Non sorprende che viva a pochi passi da un giardino botanico, dove i fiori sbocciano silenziosamente, senza clamore, senza esotismo. A modo suo, anche Blandine Verlet è come un giardino, un giardino un po' selvaggio, con erbe dolci e anche qualche rovo. Nel tempo libero coltiva i "giardini" di Couperin, giardini apparentemente troppo ordinati; ma in realtà, nel suo subconscio musicale, sa implicitamente esattamente quanti boschi oscuri e confini selvaggi si nascondono dietro quelle linee rassicuranti. Prende un brano semplice, una miniatura apparentemente insignificante, e ne fa emergere tutta la drammaticità: le fétes galantes à la Verlaine, dolcemente perverse, con le loro sfumature rosa-grigiastre, che virano improvvisamente ai colori dei Fauvisti: sono questi gli ambiti prediletti dal clavicembalista.
Come abbiamo capito, il mondo immaginario di Blandine Verlet va oltre le parrucche incipriate e le sete ornate che sono i simboli preferiti dagli amanti dell'arte antica, coloro che vorrebbero restaurare e fissare oggetti e suoni dietro la barriera sterile di un'immagine visiva e uditiva. ricostruzione. Come Louis Couperin, Blandine Verlet è sfuggente e ha la paglia tra i capelli. Sappiamo che è estrosa, imprevedibile, fuori dal comune (“en dehors”, come avrebbe detto Debussy), malinconica. È una “visionaria”, nel senso barocco del termine, come inteso da François Couperin. Con serenità e lucidità ha raggiunto l'età della ragione, se mai esiste, e, senza invidia, senza disprezzo, senza finzione, osserva i suoi 'giovani colleghi', che ormai suonano così bene una musica che quasi mai si sentiva da vent'anni o giù di lì. Il fatto che fossero appena nati quando lei stava intraprendendo una carriera discografica molto importante non le importa minimamente; il fatto di aver rifiutato molti concerti perché non le piace viaggiare o per motivi personali non la riempie di rammarico; il fatto di aver sospeso la ristampa di un certo numero di registrazioni che non riteneva “necessarie” non le provoca oggi alcuna amarezza. Blandine Verlet, con il suo nome molto classico, guarda il palcoscenico della vita, non dall'alto di una torre d'avorio, ma dalla sua finestra al piano terra, dove ama trascorrere lunghe ore con la musica che ama.

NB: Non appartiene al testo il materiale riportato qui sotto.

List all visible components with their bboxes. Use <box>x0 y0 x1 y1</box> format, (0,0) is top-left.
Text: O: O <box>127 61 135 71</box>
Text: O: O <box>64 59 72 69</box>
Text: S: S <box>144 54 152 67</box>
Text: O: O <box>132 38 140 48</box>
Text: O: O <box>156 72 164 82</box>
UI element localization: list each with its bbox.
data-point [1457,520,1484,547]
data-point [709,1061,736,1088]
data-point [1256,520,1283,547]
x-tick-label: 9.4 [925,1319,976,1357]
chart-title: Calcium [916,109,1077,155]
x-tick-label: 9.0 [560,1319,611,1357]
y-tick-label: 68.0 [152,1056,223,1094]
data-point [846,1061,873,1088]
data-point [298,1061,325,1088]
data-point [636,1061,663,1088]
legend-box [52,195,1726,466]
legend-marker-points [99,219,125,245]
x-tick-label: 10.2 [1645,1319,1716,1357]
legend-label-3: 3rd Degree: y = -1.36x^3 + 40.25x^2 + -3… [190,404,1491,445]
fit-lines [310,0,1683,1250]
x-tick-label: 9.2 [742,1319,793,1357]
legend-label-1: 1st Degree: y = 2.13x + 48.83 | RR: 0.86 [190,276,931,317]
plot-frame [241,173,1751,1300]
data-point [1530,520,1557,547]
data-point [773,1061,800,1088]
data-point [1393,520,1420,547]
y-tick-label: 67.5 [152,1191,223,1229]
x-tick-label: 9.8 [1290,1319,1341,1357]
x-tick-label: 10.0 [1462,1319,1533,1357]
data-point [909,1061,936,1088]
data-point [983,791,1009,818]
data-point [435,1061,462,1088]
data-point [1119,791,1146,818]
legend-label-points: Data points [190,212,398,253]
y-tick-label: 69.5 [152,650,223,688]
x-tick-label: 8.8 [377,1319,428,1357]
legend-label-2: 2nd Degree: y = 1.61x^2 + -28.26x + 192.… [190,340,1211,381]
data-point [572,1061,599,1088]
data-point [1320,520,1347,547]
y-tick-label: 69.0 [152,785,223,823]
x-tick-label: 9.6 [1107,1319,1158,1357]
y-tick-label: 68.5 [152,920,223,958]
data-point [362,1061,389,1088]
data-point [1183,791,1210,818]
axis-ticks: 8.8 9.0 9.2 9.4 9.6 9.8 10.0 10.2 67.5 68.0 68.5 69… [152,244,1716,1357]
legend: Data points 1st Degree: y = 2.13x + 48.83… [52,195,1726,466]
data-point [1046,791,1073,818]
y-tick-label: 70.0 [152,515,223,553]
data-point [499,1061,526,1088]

Morbidezza, tenerezza. Si potrebbe essere fuorviati: Blandine Verlet non è solo dolcezza e quiete. Lei è crepuscolo: quella regione ambivalente, obliqua, di fughe eloquenti, di «preludi smisurati» che potrebbero durare all'infinito, come nell'abnegazione, come nell'oblio della morte provocata dalla morfina del sonno; una regione di vegetazione aperta, proliferante, a tratti carnivora: il viso della musicista è liscio, i suoi occhi sono di un limpido grigio-azzurro, ma i suoi movimenti sono vivaci, la sua diteggiatura precisa e la sua mente assertiva. La dolcezza può essere davvero sconvolgente.